Technology and data science have made operational and customer data more readily available, yet there remain companies that don’t understand the “true profitability” of their customers and products.
Christopher Kernahan, Managing Partner, outlined in the Australian Financial Review how Pacific Consulting Group’s data-driven profit improvement approach using Dimensional Profit Models (DPMs) can help companies create this important understanding.
“We see companies, even today, using averages of averages as a means of allocating costs to customers and thinking that they have an accurate understanding of profitability,” he says.
“Your least profitable customer can be three to five times as unprofitable as the average profitable customer. It is essential to have visibility into this because otherwise a whole range of decisions – pricing, investments, marketing – will be based on flawed assumptions.”
PCG has developed a Dimensional Profit Model (DPM) – a successor to activity-based costing – that provides companies with a methodology to “cohesively integrate financial, operational and customer data”.
DPMs utilise the abundance of automated data from operational assets such as scanners, stores and processing equipment to generate detailed cost allocations for different activities. Profitability can then be understood by various dimensions, including customer, product, channel and geography.

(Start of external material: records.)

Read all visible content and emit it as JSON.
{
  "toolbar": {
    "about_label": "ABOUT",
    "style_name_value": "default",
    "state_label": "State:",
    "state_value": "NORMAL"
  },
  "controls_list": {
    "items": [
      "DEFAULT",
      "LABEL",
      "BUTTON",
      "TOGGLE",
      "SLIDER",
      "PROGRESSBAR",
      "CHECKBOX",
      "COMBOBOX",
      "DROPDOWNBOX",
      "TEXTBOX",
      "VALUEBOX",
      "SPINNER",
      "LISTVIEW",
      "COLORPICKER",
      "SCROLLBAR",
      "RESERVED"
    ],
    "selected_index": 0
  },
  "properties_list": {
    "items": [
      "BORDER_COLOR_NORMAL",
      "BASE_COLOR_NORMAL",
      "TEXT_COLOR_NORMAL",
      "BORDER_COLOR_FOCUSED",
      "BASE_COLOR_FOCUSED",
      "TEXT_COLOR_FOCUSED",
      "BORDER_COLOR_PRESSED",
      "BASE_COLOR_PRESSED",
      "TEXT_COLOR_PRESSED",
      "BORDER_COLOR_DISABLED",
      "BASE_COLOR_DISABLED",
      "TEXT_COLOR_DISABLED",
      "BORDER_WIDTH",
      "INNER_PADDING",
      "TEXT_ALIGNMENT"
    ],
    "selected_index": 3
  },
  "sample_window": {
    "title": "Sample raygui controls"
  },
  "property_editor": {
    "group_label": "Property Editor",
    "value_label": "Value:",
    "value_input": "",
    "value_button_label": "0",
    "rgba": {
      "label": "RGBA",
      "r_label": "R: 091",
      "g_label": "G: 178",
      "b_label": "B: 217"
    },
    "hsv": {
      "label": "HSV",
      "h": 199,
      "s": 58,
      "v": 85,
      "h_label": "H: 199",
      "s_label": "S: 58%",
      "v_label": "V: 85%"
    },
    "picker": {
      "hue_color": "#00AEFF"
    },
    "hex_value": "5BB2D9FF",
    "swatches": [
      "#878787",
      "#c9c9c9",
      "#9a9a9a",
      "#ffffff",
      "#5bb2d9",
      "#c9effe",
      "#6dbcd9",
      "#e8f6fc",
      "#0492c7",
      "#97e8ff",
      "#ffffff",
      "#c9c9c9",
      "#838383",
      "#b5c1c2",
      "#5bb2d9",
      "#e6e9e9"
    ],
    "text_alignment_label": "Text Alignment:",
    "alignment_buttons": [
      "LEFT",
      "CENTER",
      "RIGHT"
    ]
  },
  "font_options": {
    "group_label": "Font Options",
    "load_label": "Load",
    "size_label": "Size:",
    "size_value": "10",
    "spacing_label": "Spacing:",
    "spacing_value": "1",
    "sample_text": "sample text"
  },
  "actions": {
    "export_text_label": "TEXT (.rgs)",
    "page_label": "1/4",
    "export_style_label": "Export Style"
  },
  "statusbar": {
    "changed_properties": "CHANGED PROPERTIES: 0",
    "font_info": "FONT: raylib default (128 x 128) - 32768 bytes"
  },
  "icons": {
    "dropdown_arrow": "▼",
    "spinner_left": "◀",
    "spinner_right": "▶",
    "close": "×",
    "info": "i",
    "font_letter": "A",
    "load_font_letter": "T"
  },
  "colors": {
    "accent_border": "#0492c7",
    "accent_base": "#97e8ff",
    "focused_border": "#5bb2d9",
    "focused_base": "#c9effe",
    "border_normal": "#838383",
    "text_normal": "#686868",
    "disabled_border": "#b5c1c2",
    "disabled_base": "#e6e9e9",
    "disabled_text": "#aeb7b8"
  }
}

John Stathis, founder and chairman of PCG, says PCG developed its DPM a decade ago when it was engaged by a company in danger of collapse.
“They had suffered a $50 million loss the year before and could not understand why. We built a DPM with them and it completely changed their perspective,” he recalls.
“Before the DPM they had focused on collecting data site by site, process by process. With the DPM connecting all these sites and processes into a single model we were able to demonstrate the full flow of customers through their operations and highlight the highly unprofitable segments that were driving them out of business.”
The insights formed the basis of a successful three-year turnaround program.